Airborne PM2.5 are capable of bypassing human noses and throats, penetrating deep into the lungs where they deposit harmful chemicals adsorbed on their surfaces. Their presence has been linked to a number of health conditions, including respiratory illnesses (for details, see Part 1).
Experts estimate that by 2030, as the transport sector moves into electric vehicles, 90 per cent of harmful PM2.5 emissions will be caused by microscopic particles eroding from tyres & brakes and particles airborne from road and surrounding surfaces.
The UK government's clean air strategy plans to develop new standards for tyres and brakes to address toxic non-exhaust emissions. Similar planning is underway in most major economies. At the same time, the size of cities is growing rapidly with 75% of the world population expected to live in urban areas by 2050 with a corresponding increase in road traffic and emission of particulate matter.
New products and technologies are crucial in achieving clean air in our cities - for example, Bosch has recently launched a new iDisc brake disc with a tungsten carbide coating that emits 90% less brake dust than a conventional cast iron disc. Regenerative braking, most effective in stop/start driving typical of the traffic in cities, in hybrid and electric vehicles (EVs) reduces the need for friction braking greatly, thus cutting down on particulate emissions. More on this later.
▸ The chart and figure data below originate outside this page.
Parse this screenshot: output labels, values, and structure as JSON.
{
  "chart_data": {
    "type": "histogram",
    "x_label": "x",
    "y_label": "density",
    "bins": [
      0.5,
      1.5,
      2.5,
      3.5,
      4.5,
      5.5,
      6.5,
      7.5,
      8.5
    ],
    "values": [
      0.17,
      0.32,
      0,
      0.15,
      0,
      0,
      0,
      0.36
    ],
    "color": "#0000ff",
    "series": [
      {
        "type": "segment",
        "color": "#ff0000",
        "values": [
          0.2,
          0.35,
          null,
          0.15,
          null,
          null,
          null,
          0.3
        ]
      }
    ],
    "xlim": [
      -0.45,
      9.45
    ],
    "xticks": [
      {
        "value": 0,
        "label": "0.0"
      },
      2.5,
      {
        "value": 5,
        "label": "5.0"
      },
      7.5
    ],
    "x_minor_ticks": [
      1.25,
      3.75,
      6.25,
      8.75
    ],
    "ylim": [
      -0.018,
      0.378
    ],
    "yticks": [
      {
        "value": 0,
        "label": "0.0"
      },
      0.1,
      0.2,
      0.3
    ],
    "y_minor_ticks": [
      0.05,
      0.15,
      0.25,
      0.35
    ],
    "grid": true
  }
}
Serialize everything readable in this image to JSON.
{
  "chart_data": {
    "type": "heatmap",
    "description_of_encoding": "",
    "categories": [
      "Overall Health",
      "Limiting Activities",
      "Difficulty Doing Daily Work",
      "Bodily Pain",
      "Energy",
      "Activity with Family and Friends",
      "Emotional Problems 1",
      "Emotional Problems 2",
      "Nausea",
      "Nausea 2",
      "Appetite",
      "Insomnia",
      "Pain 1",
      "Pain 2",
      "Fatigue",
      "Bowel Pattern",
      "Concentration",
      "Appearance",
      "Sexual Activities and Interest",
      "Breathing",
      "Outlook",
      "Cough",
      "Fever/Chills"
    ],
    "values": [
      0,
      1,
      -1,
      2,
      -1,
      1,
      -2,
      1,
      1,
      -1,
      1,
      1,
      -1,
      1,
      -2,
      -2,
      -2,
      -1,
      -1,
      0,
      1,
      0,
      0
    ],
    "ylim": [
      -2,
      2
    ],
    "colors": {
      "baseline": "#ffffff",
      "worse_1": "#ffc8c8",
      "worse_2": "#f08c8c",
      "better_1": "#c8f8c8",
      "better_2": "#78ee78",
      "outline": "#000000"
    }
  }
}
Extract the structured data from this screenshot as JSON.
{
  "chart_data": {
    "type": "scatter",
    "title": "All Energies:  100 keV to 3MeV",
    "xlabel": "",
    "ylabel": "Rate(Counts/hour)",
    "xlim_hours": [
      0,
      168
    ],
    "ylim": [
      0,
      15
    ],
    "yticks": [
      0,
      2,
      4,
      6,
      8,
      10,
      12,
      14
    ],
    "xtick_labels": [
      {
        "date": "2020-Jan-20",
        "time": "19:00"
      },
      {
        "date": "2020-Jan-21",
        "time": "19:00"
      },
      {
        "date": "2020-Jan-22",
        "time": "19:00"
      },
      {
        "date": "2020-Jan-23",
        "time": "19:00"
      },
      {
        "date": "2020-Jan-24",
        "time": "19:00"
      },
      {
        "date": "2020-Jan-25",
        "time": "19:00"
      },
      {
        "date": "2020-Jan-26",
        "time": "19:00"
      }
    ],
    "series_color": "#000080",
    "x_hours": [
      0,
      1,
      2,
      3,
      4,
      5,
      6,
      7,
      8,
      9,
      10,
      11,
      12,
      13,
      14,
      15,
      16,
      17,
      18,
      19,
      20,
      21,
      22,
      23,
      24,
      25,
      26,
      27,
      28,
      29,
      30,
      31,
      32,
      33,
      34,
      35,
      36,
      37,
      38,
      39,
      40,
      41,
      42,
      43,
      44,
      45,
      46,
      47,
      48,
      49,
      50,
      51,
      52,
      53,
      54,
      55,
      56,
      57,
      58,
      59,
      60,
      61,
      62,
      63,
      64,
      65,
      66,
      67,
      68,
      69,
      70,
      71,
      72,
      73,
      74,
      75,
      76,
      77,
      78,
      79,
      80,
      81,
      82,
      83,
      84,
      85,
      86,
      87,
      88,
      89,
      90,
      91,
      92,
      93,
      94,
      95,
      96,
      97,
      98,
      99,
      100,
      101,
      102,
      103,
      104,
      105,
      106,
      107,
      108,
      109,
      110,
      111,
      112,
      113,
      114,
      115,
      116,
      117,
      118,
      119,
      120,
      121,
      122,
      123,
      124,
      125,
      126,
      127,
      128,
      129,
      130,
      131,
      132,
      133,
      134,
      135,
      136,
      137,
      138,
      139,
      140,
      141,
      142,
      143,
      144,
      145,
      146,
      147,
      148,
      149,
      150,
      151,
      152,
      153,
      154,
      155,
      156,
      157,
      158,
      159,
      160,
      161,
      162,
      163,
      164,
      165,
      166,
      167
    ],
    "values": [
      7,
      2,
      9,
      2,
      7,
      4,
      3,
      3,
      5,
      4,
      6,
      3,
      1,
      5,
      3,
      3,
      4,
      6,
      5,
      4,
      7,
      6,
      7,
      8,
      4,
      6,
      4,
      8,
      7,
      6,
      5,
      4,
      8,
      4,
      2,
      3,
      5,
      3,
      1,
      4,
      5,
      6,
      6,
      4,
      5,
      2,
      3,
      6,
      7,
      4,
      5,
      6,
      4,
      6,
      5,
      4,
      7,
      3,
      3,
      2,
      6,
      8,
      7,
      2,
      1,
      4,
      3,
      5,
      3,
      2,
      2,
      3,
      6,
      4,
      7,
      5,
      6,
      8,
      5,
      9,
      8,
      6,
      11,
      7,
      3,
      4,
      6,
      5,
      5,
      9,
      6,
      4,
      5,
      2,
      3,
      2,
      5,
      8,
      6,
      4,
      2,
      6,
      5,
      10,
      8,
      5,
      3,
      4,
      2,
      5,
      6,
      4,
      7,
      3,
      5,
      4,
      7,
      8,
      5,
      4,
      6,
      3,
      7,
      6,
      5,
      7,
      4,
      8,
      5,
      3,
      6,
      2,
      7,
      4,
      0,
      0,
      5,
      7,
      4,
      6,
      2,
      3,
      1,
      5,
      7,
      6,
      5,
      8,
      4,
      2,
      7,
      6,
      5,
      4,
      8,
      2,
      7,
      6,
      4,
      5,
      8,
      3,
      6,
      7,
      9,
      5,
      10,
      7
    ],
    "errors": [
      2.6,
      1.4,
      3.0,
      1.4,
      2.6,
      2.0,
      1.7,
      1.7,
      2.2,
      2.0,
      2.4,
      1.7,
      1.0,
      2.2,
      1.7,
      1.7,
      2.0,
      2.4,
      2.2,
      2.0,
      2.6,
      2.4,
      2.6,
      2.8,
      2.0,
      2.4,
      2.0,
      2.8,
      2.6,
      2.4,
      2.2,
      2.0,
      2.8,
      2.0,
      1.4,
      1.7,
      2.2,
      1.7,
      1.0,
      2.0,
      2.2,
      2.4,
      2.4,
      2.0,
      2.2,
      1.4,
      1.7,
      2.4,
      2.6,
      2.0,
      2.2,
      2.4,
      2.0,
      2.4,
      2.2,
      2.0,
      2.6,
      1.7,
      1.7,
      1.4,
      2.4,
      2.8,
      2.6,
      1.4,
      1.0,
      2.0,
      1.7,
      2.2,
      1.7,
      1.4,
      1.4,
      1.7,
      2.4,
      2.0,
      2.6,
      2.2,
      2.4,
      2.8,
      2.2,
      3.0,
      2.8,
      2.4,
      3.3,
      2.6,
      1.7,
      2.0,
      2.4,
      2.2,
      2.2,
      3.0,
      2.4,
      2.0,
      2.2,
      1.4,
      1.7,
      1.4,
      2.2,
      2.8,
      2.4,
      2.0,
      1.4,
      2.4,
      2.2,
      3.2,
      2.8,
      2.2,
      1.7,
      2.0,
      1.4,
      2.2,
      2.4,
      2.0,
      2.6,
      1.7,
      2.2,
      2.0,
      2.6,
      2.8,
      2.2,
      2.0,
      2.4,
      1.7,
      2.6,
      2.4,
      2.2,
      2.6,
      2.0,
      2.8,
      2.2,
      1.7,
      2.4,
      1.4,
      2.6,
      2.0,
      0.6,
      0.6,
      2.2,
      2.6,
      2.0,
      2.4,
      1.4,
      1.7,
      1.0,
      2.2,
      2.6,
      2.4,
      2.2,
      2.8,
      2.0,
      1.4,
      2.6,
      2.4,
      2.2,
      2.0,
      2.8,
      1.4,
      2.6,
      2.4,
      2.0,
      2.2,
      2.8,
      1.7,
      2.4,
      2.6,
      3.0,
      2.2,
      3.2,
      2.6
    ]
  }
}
In this publication, I look at the non-exhaust particulate emission in more detail and discuss what may be done to improve the quality of outdoor air. Unlike exhaust emitted particles, there are no standard methods for characterising non-exhaust particulate matter and it is sometimes difficult to compare results of different studies. A good estimate of how much particulate matter (in mg per km of travel) is emitted is provide by the following figure
Concentrating on PM2.5 particles, we note that heavier cars generate greater quantity of particulate matter - that is why large scale adoption of battery electric vehicles (BEVs), which tend to be heavier than internal combustion engine vehicles (ICEVs), will not reduce tyre or road wear. However, in urban driving, BEVs will almost totally eliminate brake wear due to regenerative braking - for example, BMW i3 does not generate any brake dust for 90% of the time.
Fuel Cell Electric Vehicles (FCEVs) are much lighter and hold good promise over battery electric vehicles (BEVs) in reducing non-exhaust emissions of PM2.5.
Other measures for reducing PM2.5 emissions could be the use of drones for delivery of parcels in the city and use of Internet to send documents instead of paper. Both will reduce the number of vehicles on the road.
Greater use of public transport will help too as well as pedestrianisation of central city areas to exclude road traffic.
Self-driving electrical vehicles (AEVs) will be much lighter than today's BEVs. As a taxi service, AEVs can be right size for the purpose - for example, for transporting one or two people, a two-seater AEV is all that is required. Due to their better safety characteristics, AEVs can be made of lighter materials saving on fuel and reducing PM2.5 emissions from tyre and road wear. Introduction of AEVs will also reduce the number of vehicles in the urban surroundings.
Most big cities have a subway system where ventilation is not very efficient and the air quality tends to be poorer. Non-exhaust emissions are the most important source of airborne particulate matter in the subway system, including platforms and trains. Subway PMs are mostly iron and carbon based particles and are generated from rail-wheel-brake interfaces. Trains and ventilation systems drive the particles along the tunnel and mix them with dust etc. More effective ventilation systems, magnetic filters and platform screen doors will help to reduce the concentration of PMs on the subway platforms.